The absence of new titles in the franchise with only the occasional re-release of older games has left fans itching for more, to the point where the most dedicated of the bunch have actually made their own Metroid II: AM2R, or Another Metroid 2 Remake.

AM2R was an ambitious passion project by a man named Milton Guasti, better known under his pseudonym, DoctorM64.  Guasti’s primary goal was to remake the Original Gameboy Metroid II title using an aesthetic inspired from the Gameboy Advance Metroid games.
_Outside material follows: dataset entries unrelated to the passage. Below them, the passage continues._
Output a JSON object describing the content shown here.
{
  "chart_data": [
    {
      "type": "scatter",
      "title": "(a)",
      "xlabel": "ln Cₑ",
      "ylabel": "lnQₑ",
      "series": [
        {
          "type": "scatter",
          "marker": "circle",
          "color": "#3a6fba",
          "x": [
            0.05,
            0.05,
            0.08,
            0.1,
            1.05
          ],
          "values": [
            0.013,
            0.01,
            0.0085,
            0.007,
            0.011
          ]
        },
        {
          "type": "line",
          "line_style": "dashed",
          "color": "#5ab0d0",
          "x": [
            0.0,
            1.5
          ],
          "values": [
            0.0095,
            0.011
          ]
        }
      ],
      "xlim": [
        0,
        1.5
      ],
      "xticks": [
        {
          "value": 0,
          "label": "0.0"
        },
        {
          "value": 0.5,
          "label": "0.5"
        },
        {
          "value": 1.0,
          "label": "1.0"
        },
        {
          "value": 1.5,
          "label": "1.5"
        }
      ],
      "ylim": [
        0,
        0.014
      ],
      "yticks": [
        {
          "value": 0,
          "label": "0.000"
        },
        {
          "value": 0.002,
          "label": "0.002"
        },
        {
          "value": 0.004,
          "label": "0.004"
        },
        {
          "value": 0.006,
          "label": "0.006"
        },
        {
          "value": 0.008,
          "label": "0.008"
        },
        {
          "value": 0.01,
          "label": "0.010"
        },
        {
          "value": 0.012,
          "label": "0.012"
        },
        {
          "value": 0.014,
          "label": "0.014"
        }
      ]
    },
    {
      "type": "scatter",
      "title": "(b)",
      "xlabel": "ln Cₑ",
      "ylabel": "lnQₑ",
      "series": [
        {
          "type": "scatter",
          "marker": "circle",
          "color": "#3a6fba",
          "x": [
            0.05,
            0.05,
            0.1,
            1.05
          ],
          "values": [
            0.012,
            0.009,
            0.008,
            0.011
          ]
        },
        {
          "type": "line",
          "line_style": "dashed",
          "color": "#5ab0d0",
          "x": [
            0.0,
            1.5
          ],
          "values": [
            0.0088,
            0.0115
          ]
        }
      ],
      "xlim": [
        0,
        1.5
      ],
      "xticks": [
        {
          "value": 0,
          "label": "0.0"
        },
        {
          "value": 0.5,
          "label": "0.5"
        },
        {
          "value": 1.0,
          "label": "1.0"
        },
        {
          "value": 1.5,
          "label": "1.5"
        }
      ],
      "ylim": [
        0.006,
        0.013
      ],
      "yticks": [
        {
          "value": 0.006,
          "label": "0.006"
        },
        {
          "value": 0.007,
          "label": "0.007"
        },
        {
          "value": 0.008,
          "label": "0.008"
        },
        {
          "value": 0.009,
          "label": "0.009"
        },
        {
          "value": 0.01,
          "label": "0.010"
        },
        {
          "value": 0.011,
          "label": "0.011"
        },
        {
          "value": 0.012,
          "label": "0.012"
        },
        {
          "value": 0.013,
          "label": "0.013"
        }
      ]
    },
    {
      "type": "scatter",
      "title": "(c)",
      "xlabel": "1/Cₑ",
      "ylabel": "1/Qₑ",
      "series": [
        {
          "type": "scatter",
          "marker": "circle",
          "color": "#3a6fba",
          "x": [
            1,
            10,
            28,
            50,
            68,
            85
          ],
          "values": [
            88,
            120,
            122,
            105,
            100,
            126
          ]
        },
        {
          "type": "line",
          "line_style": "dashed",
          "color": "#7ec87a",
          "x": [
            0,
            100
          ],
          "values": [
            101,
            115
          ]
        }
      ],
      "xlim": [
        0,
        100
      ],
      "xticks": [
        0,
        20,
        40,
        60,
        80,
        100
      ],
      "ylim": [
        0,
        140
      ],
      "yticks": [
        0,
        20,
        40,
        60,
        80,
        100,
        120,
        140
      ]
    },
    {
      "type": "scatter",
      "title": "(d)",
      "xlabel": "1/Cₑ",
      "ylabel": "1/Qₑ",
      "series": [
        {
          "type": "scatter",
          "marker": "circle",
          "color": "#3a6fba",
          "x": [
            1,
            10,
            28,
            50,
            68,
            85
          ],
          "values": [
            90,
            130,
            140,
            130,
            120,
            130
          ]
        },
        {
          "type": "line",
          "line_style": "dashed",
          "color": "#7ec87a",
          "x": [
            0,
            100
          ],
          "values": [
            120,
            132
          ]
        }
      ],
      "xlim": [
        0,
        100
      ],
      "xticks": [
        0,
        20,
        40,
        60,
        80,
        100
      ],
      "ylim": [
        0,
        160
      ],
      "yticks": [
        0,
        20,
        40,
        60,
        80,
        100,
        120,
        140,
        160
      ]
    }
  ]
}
The development for the fan remake took a whopping 10 years, which is understandable as the game was made solely by DoctorM64. Aside from significantly better visuals than the original, AM2R also increased the playable screen real-estate, making the game a comfortable romp rather a claustrophobic crawl. Additionally, the game featured all new music, a completely redone UI, a Metroid Prime-inspired logbook system, a better map with deployable markers, as well as new areas and a whole host of smaller quality of life changes.

AM2R unofficially released on August 6, 2016 for Microsoft Windows. Unfortunately, due to a DMCA takedown notice from Nintendo, the game was quickly removed from the DoctorM64’s website. Fortunately, one undeniable truth of the Internet dictates that nothing ever truly leaves once it has been uploaded to the web. Luckily the same was true for AM2R, so those interested in trying the game can still find it if they are willing to dig around a little.

Why Metroid Return Of Samus Needed To Exist
Metroid: Samus Returns gameplay images via Nintendo

AM2R has been met with overwhelmingly positive press, from not only hardcore Metroid fans but from the games industry as well, with a notable but short lived inclusion in 2016’s Games Award Show. The success of AM2R proved that people want more Metroid, and Nintendo announcing Return of Samus on 3DS will finally bridge that missing link within the franchise.

Ultimately, the lack of brevity between titles coupled with releases of spinoffs such as Federation Force, has left fans thirsty for the true return of Samus, which hopefully will happen once the 3DS remake launches this September.